The optical telegraph network consisted of a chain of towers, each placed 5 to 20 kilometres apart from each other. On each of these towers a wooden semaphore and two telescopes were mounted (the telescope was invented in 1600). The semaphore had two signalling arms which each could be placed in seven positions. The wooden post itself could also be turned in 4 positions, so that 196 different positions were possible. Every one of these arrangements corresponded with a code for a letter, a number, a word or (a part of) a sentence.

Every tower had a telegrapher, looking through the telescope at the previous tower in the chain. If the semaphore on that tower was put into a certain position, the telegrapher copied that symbol on his own tower. Next he used the telescope to look at the succeeding tower in the chain, to control if the next telegrapher had copied the symbol correctly. In this way, messages were signed through symbol by symbol from tower to tower. The semaphore was operated by two levers. A telegrapher could reach a speed of 1 to 3 symbols per minute.

The technology today may sound a bit absurd, but in those times the optical telegraph was a genuine revolution. In a few decades, continental networks were built both in Europe and the United States. The first line was built between Paris and Lille during the French revolution, close to the frontline. It was 230 kilometres long and consisted of 15 semaphores. The very first message — a military victory over the Austrians — was transmitted in less than half an hour. The transmission of 1 symbol from Paris to Lille could happen in ten minutes, which comes down to a speed of 1,380 kilometres an hour.

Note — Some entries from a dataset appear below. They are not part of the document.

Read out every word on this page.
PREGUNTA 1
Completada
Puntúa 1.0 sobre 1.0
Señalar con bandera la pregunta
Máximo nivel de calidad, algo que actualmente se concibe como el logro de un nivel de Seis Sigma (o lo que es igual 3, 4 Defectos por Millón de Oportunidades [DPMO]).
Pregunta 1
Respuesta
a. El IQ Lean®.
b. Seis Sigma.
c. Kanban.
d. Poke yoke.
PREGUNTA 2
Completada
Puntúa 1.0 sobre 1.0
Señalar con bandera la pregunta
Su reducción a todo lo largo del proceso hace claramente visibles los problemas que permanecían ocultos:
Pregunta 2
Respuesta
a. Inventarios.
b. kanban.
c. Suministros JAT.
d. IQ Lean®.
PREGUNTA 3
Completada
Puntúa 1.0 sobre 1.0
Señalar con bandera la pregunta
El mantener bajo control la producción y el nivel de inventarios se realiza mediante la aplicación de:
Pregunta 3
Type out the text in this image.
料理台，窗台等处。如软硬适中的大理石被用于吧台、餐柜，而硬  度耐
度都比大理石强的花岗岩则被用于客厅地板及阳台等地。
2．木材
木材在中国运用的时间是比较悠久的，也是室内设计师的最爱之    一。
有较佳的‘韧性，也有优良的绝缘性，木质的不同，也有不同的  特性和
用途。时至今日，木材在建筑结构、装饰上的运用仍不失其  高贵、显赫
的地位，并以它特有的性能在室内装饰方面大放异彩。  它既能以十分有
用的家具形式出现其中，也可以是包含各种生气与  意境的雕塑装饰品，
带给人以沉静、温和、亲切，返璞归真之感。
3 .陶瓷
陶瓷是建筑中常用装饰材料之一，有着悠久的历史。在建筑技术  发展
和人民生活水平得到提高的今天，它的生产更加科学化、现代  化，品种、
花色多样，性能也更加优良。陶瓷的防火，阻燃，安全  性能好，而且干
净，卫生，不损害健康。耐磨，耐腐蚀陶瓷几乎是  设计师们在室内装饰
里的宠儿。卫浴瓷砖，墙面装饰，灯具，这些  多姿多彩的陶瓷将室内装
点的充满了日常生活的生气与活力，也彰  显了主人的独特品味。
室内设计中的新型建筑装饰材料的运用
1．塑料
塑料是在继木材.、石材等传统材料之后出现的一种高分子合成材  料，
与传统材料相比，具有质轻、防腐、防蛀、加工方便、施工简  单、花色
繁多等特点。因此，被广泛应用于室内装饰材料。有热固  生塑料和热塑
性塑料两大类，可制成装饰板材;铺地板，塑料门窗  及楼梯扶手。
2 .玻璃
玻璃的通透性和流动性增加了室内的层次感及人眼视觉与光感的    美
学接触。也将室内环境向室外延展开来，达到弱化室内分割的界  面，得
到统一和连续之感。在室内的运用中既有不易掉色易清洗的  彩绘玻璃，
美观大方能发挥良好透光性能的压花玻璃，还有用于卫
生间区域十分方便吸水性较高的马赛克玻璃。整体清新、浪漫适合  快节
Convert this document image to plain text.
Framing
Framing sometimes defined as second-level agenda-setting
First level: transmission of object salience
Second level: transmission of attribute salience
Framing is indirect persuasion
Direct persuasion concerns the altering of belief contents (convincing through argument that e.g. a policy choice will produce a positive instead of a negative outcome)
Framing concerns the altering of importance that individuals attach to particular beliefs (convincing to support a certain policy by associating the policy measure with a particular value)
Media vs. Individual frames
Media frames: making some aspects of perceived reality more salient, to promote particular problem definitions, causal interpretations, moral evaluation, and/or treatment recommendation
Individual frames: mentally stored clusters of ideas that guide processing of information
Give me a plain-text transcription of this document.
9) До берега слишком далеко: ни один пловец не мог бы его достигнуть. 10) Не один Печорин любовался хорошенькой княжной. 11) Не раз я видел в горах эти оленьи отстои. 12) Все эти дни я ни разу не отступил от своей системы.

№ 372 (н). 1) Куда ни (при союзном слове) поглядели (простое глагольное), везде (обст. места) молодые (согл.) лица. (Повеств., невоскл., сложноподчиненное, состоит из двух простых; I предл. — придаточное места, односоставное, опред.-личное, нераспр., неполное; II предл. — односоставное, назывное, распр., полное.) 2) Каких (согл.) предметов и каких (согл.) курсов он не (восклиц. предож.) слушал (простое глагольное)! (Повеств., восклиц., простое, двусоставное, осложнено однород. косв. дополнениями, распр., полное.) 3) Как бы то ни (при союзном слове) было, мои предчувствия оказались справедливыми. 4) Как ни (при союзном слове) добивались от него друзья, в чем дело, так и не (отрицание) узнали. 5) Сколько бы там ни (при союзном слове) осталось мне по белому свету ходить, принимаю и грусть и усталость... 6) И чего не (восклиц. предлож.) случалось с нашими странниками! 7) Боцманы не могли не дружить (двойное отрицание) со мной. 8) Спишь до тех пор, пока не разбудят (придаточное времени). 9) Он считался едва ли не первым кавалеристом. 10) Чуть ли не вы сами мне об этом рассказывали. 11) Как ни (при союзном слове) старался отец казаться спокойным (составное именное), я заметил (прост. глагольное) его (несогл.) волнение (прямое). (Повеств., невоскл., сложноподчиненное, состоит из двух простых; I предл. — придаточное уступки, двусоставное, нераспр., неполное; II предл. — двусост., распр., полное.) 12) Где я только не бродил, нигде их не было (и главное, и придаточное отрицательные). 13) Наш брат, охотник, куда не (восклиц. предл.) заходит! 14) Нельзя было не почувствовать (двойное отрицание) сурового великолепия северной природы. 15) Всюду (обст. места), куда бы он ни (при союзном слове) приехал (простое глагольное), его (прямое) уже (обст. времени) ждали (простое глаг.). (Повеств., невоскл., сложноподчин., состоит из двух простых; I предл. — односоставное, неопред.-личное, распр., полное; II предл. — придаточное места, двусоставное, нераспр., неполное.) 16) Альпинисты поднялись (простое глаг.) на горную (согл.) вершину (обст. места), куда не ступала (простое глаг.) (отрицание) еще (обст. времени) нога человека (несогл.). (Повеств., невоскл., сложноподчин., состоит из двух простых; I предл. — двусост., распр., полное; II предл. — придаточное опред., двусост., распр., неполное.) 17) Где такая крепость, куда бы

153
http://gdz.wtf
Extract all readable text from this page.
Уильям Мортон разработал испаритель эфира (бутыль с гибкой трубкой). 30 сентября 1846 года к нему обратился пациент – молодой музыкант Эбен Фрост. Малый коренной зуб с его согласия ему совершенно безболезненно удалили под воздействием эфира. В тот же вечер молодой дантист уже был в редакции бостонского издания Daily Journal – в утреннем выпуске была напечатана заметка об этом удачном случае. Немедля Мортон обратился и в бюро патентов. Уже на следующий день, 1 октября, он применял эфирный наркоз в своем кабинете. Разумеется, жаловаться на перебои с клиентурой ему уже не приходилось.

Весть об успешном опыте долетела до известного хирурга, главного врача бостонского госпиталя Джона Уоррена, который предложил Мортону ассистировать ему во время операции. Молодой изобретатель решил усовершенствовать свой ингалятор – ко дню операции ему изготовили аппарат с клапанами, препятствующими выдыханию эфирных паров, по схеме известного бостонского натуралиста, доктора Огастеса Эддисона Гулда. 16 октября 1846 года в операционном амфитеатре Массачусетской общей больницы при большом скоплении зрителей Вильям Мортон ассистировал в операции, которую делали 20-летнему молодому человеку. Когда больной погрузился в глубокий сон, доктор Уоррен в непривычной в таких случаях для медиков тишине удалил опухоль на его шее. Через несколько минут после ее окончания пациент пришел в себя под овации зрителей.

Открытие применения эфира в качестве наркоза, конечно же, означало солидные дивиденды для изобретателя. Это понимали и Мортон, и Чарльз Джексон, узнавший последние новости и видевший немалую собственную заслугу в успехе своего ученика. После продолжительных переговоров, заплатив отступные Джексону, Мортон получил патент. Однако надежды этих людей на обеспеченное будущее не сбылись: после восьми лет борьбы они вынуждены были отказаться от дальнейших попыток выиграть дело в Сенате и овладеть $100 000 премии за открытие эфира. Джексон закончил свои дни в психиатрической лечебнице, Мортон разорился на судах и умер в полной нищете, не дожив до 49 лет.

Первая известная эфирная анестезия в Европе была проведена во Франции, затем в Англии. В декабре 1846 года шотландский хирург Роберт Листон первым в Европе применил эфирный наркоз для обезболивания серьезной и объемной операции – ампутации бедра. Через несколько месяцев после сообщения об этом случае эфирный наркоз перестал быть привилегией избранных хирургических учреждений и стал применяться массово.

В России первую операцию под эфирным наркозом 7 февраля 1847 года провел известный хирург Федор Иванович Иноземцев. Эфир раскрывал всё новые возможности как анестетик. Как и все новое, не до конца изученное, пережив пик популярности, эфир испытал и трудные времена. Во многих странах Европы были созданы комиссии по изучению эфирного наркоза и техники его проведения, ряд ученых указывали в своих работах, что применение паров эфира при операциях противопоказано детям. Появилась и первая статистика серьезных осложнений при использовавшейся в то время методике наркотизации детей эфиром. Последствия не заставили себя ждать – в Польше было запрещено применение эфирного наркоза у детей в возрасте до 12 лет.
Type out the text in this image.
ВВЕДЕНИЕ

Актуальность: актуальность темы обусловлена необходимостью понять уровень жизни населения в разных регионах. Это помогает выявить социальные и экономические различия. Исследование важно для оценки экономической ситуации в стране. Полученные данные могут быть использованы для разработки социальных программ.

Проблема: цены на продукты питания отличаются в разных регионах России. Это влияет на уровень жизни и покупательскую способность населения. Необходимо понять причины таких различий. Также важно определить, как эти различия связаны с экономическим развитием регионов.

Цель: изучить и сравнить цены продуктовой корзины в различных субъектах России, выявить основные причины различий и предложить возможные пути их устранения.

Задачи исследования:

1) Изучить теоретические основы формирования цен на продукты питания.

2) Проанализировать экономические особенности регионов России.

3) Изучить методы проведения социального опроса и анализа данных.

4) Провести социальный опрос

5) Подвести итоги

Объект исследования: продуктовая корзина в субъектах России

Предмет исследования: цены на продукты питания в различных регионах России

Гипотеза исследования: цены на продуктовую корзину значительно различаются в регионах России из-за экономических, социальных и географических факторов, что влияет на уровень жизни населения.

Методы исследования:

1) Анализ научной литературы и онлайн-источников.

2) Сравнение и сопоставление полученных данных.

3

Faster than a modern passenger plane – this was invented only one and a half centuries later.

The technology expanded very fast. In less than 50 years time the French built a national infrastructure with more than 530 towers and a total length of almost 5,000 kilometres. Paris was connected to Strasbourg, Amsterdam, Toulon, Perpignan, Lyon, Turin, Milan and Venice. At the beginning of the 19th century, it was possible to wirelessly transmit a short message from Amsterdam to Venice in one hour’s time. A few years before, a messenger on a horse would have needed at least a month’s time to do the same.